You raise a wise question. I will break this reply up into two parts.

First, I've heard two versions of the quote you mention. Both Mark Twain and Confucius are credited for originally saying, "Choose a job you love, and you will never work a day in your life," but there is no evidence either said that.

However, an interviewer for the New York Times did get the following from Twain on the occasion of his 70th birthday in 1905:

Mark Twain will be 70 years old on Thanksgiving Day, and he has never done a day's work in his life. He told me so himself, sitting in one of the cheerful, spacious rooms of the old-fashioned stately New York house which he will probably call his city home as long as he lives. I probably started upon hearing this unlooked-for statement from the lips of the good, gray humorist, for he repeated emphatically:

"No, Sir, not a day's work in all my life. What I have done I have done, because it has been play. If it had been work I shouldn't have done it.

"Who was it who said, "Blessed is the man who has found his work"? Whoever it was he had the right idea in his mind. Mark you, he says his work - not somebody else's work. The work that is really a man's own work is play and not work at all. Cursed is the man who has found some other man's work and cannot lose it.
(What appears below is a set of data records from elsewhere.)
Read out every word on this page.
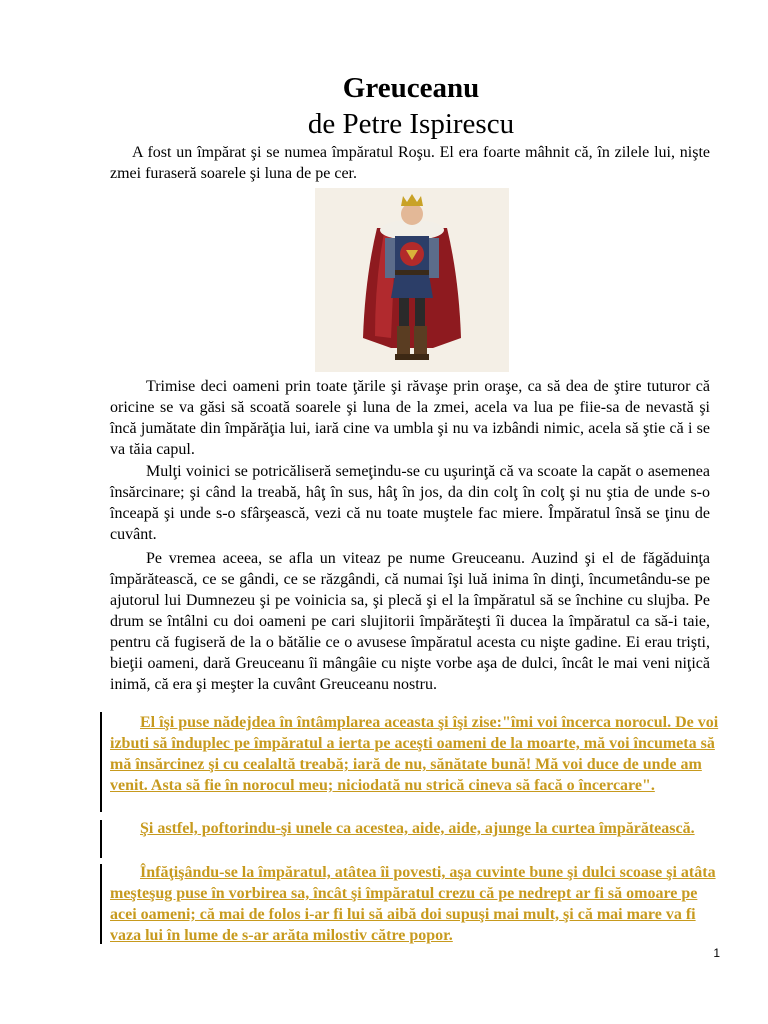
Greuceanu
de Petre Ispirescu

A fost un împărat şi se numea împăratul Roşu. El era foarte mâhnit că, în zilele lui, nişte zmei furaseră soarele şi luna de pe cer.

Trimise deci oameni prin toate ţările şi răvaşe prin oraşe, ca să dea de ştire tuturor că oricine se va găsi să scoată soarele şi luna de la zmei, acela va lua pe fiie-sa de nevastă şi încă jumătate din împărăţia lui, iară cine va umbla şi nu va izbândi nimic, acela să ştie că i se va tăia capul.

Mulţi voinici se potricăliseră semeţindu-se cu uşurinţă că va scoate la capăt o asemenea însărcinare; şi când la treabă, hâţ în sus, hâţ în jos, da din colţ în colţ şi nu ştia de unde s-o înceapă şi unde s-o sfârşească, vezi că nu toate muştele fac miere. Împăratul însă se ţinu de cuvânt.

Pe vremea aceea, se afla un viteaz pe nume Greuceanu. Auzind şi el de făgăduinţa împărătească, ce se gândi, ce se răzgândi, că numai îşi luă inima în dinţi, încumetându-se pe ajutorul lui Dumnezeu şi pe voinicia sa, şi plecă şi el la împăratul să se închine cu slujba. Pe drum se întâlni cu doi oameni pe cari slujitorii împărăteşti îi ducea la împăratul ca să-i taie, pentru că fugiseră de la o bătălie ce o avusese împăratul acesta cu nişte gadine. Ei erau trişti, bieţii oameni, dară Greuceanu îi mângâie cu nişte vorbe aşa de dulci, încât le mai veni niţică inimă, că era şi meşter la cuvânt Greuceanu nostru.

El îşi puse nădejdea în întâmplarea aceasta şi îşi zise:"îmi voi încerca norocul. De voi izbuti să înduplec pe împăratul a ierta pe aceşti oameni de la moarte, mă voi încumeta să mă însărcinez şi cu cealaltă treabă; iară de nu, sănătate bună! Mă voi duce de unde am venit. Asta să fie în norocul meu; niciodată nu strică cineva să facă o încercare".

Şi astfel, poftorindu-şi unele ca acestea, aide, aide, ajunge la curtea împărătească.

Înfăţişându-se la împăratul, atâtea îi povesti, aşa cuvinte bune şi dulci scoase şi atâta meşteşug puse în vorbirea sa, încât şi împăratul crezu că pe nedrept ar fi să omoare pe acei oameni; că mai de folos i-ar fi lui să aibă doi supuşi mai mult, şi că mai mare va fi vaza lui în lume de s-ar arăta milostiv către popor.

1
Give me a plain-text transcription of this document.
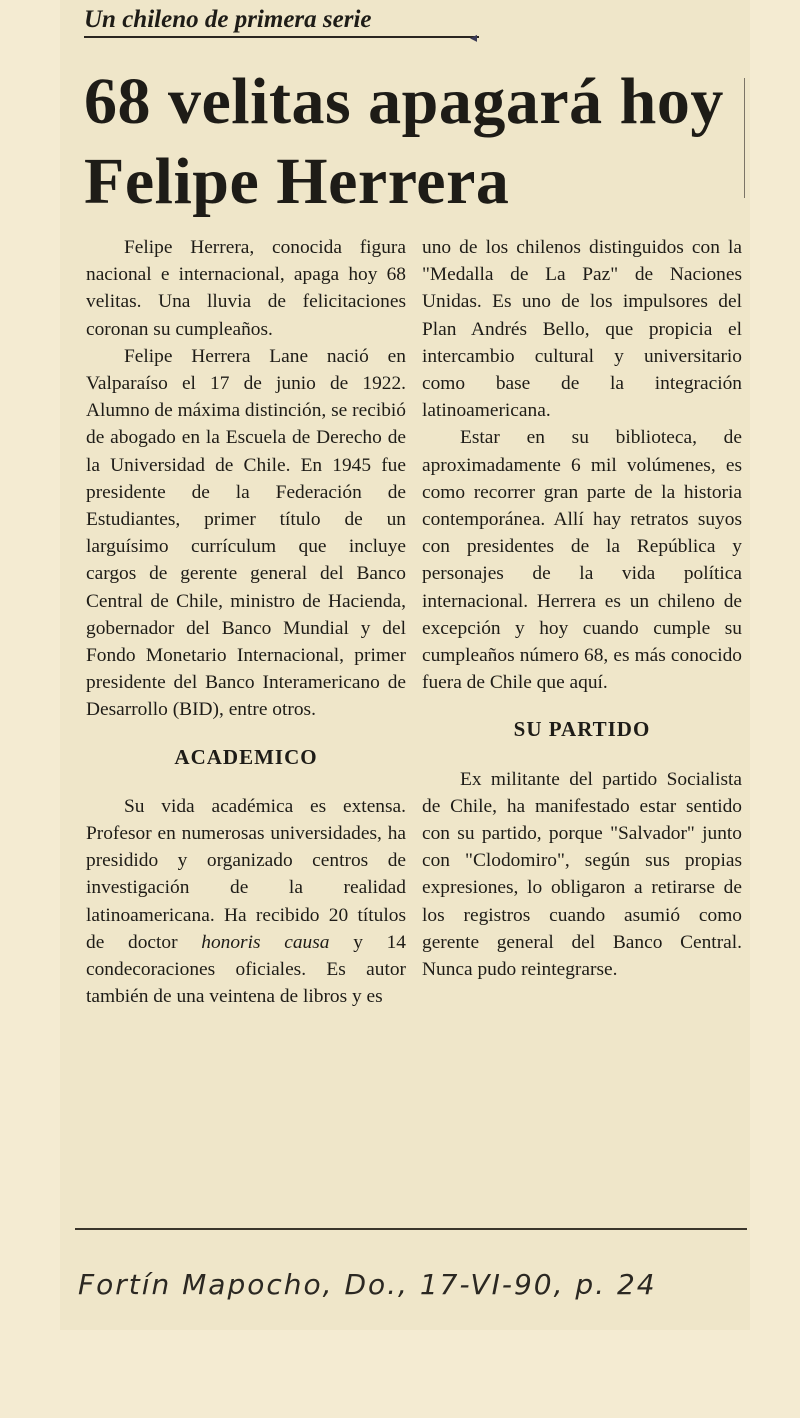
Un chileno de primera serie
◂
68 velitas apagará hoy Felipe Herrera

Felipe Herrera, conocida figura nacional e internacional, apaga hoy 68 velitas. Una lluvia de felicitaciones coronan su cumpleaños.

Felipe Herrera Lane nació en Valparaíso el 17 de junio de 1922. Alumno de máxima distinción, se recibió de abogado en la Escuela de Derecho de la Universidad de Chile. En 1945 fue presidente de la Federación de Estudiantes, primer título de un larguísimo currículum que incluye cargos de gerente general del Banco Central de Chile, ministro de Hacienda, gobernador del Banco Mundial y del Fondo Monetario Internacional, primer presidente del Banco Interamericano de Desarrollo (BID), entre otros.

ACADEMICO

Su vida académica es extensa. Profesor en numerosas universidades, ha presidido y organizado centros de investigación de la realidad latinoamericana. Ha recibido 20 títulos de doctor honoris causa y 14 condecoraciones oficiales. Es autor también de una veintena de libros y es

uno de los chilenos distinguidos con la "Medalla de La Paz" de Naciones Unidas. Es uno de los impulsores del Plan Andrés Bello, que propicia el intercambio cultural y universitario como base de la integración latinoamericana.

Estar en su biblioteca, de aproximadamente 6 mil volúmenes, es como recorrer gran parte de la historia contemporánea. Allí hay retratos suyos con presidentes de la República y personajes de la vida política internacional. Herrera es un chileno de excepción y hoy cuando cumple su cumpleaños número 68, es más conocido fuera de Chile que aquí.

SU PARTIDO

Ex militante del partido Socialista de Chile, ha manifestado estar sentido con su partido, porque "Salvador" junto con "Clodomiro", según sus propias expresiones, lo obligaron a retirarse de los registros cuando asumió como gerente general del Banco Central. Nunca pudo reintegrarse.

Fortín Mapocho, Do., 17-VI-90, p. 24
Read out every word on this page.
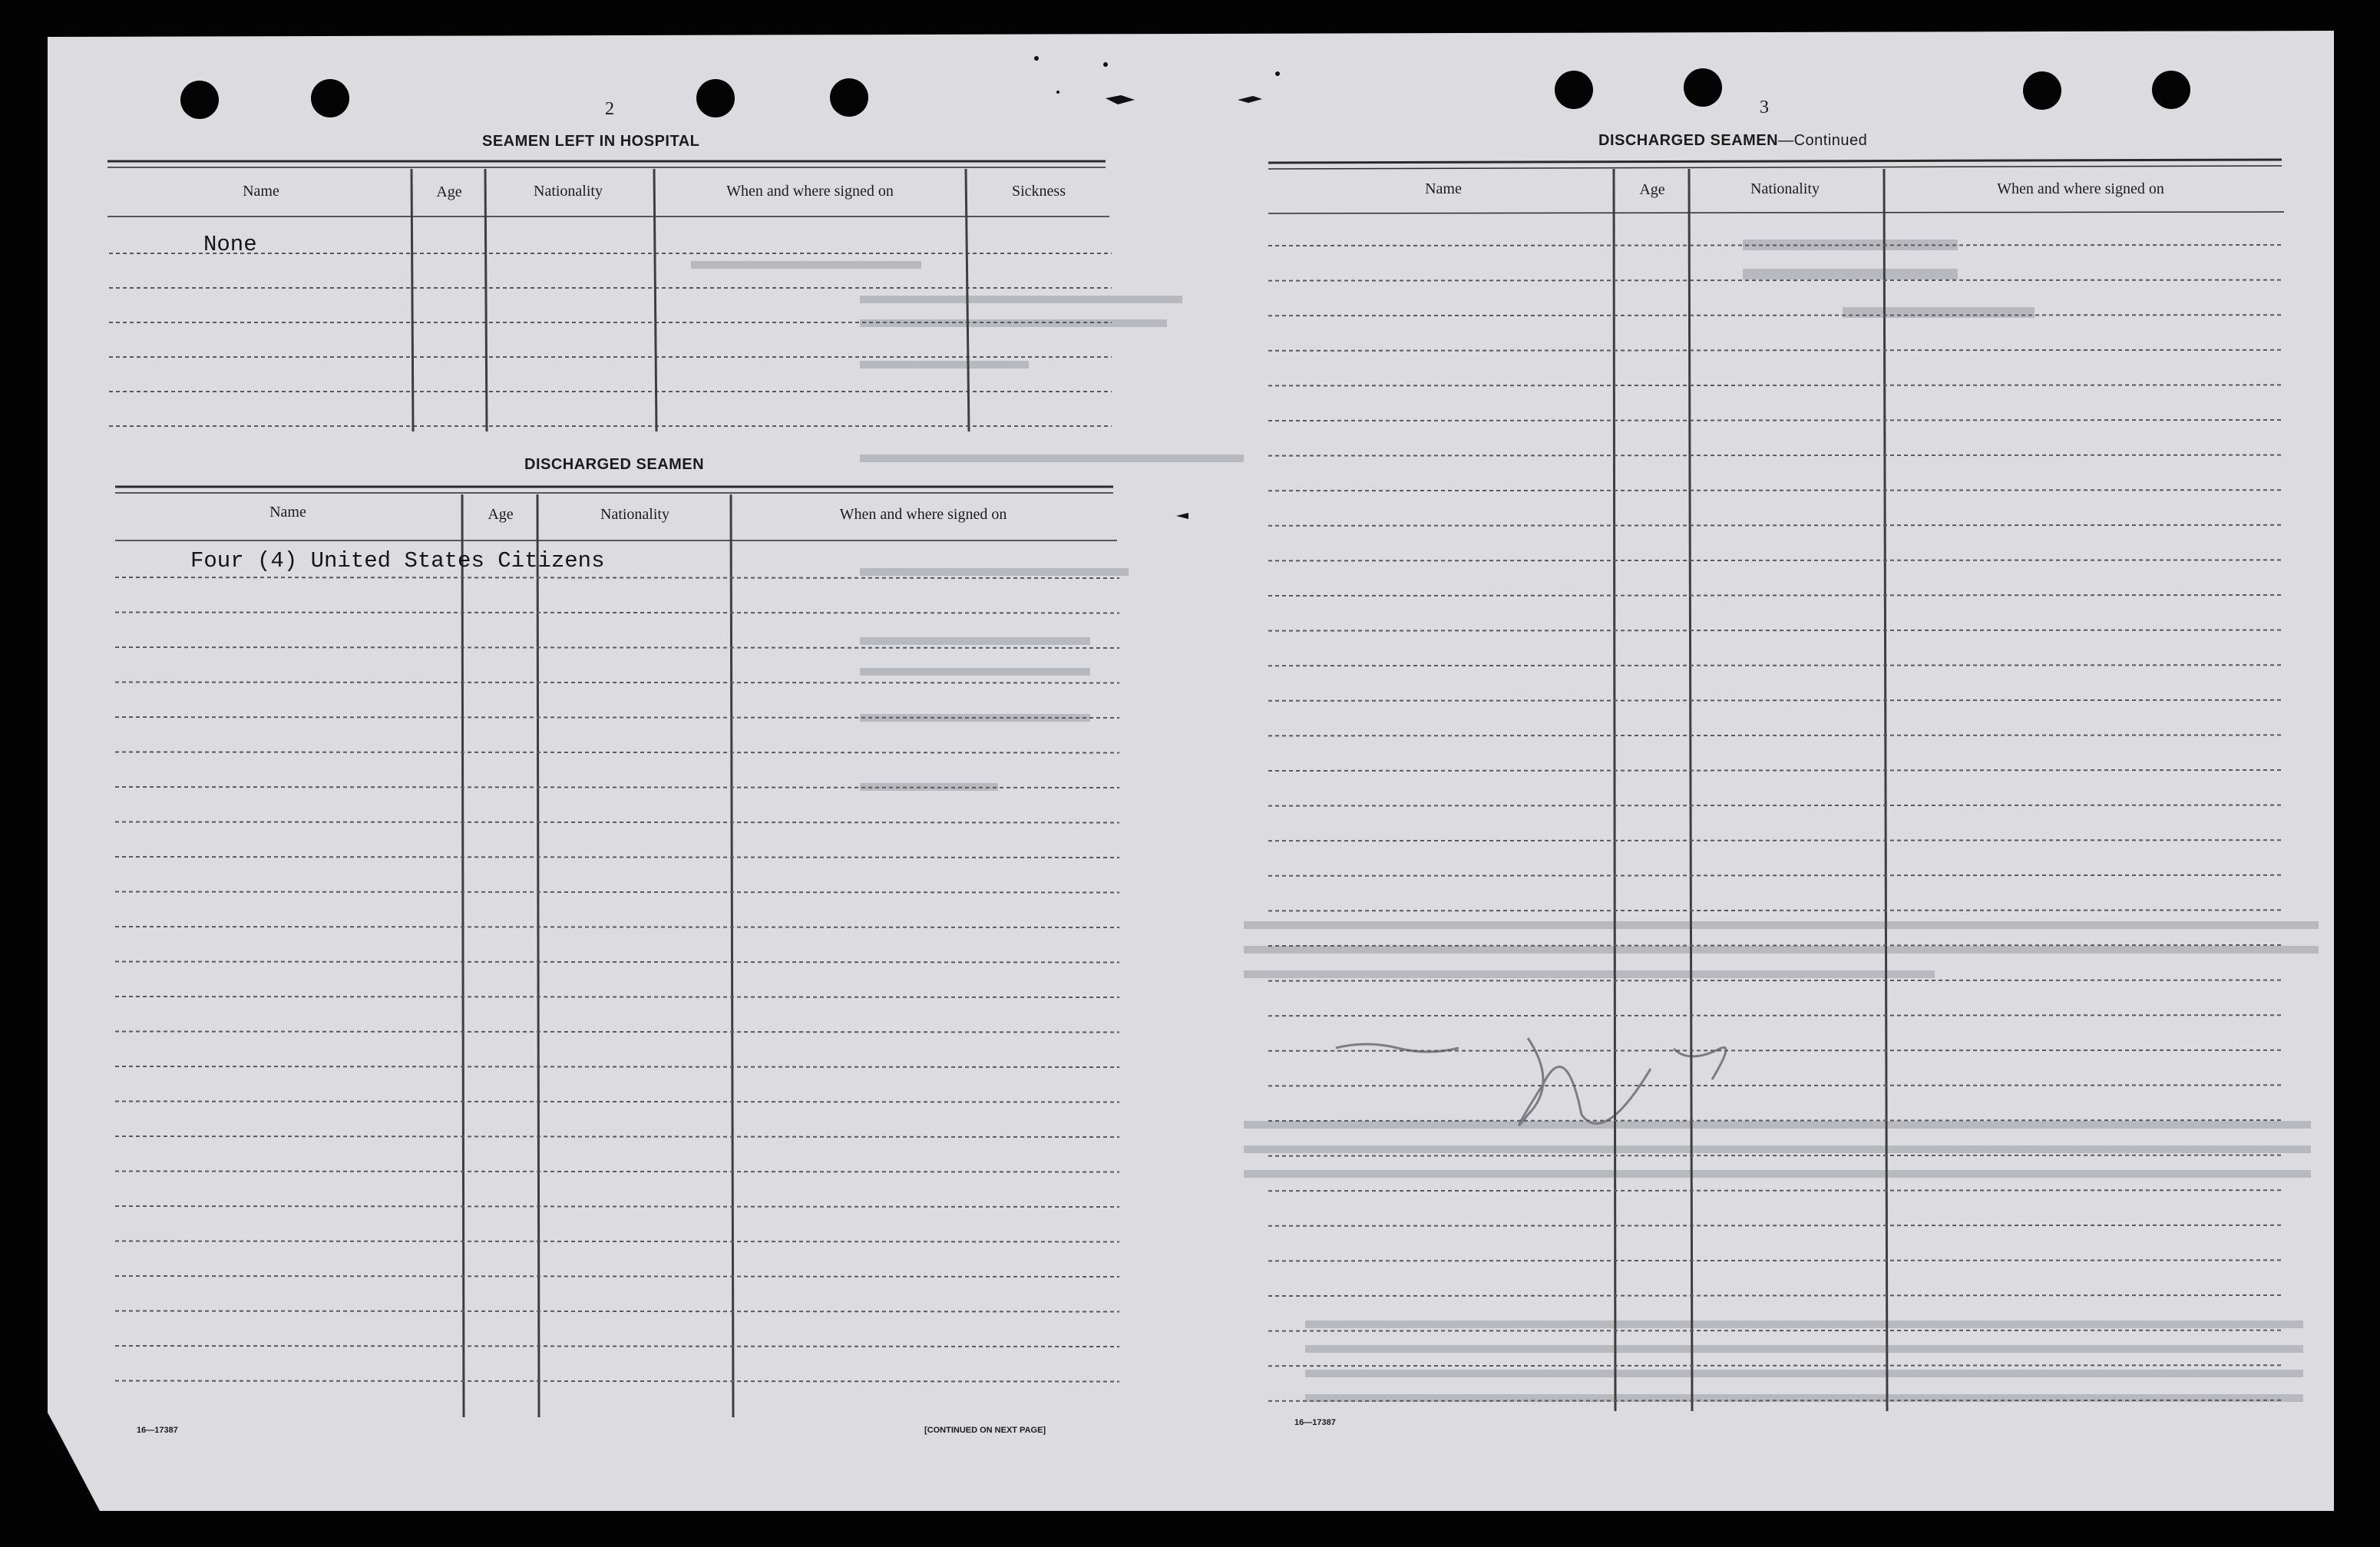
2
SEAMEN LEFT IN HOSPITAL
Name	Age	Nationality	When and where signed on	Sickness
None
DISCHARGED SEAMEN
Name	Age	Nationality	When and where signed on
Four (4) United States Citizens
16—17387	[CONTINUED ON NEXT PAGE]
3
DISCHARGED SEAMEN—Continued
Name	Age	Nationality	When and where signed on
16—17387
When we talk about the great workers of the world we really mean the great players of the world. The fellows who groan and sweat under the weary load of toil that they bear never can hope to do anything great. How can they when their souls are in a ferment of revolt against the employment of their hands and brains? The product of slavery, intellectual or physical, can never be great."

That actually makes a lot of sense, but note that such an insight does NOT include any guarantee of making money at it.

The other version goes something like, "Follow your passion and the money will follow." That's a whole different claim, and one not supported by research. It is true that following your passion makes it more likely that you will make money at it, simply because passion will help you to stick with something long enough to get good at it, and so people are more likely to pay you for it. But it's not that passion automatically leads to money.

Having said that, there is some research (and common sense) that says you can pursue money and achieve it, but be miserable. You can pursue passion (or, rather, something that matters to you) and you may or may not make money, but you are likely to be happy. That actually fits the spirit of Twain's real quote.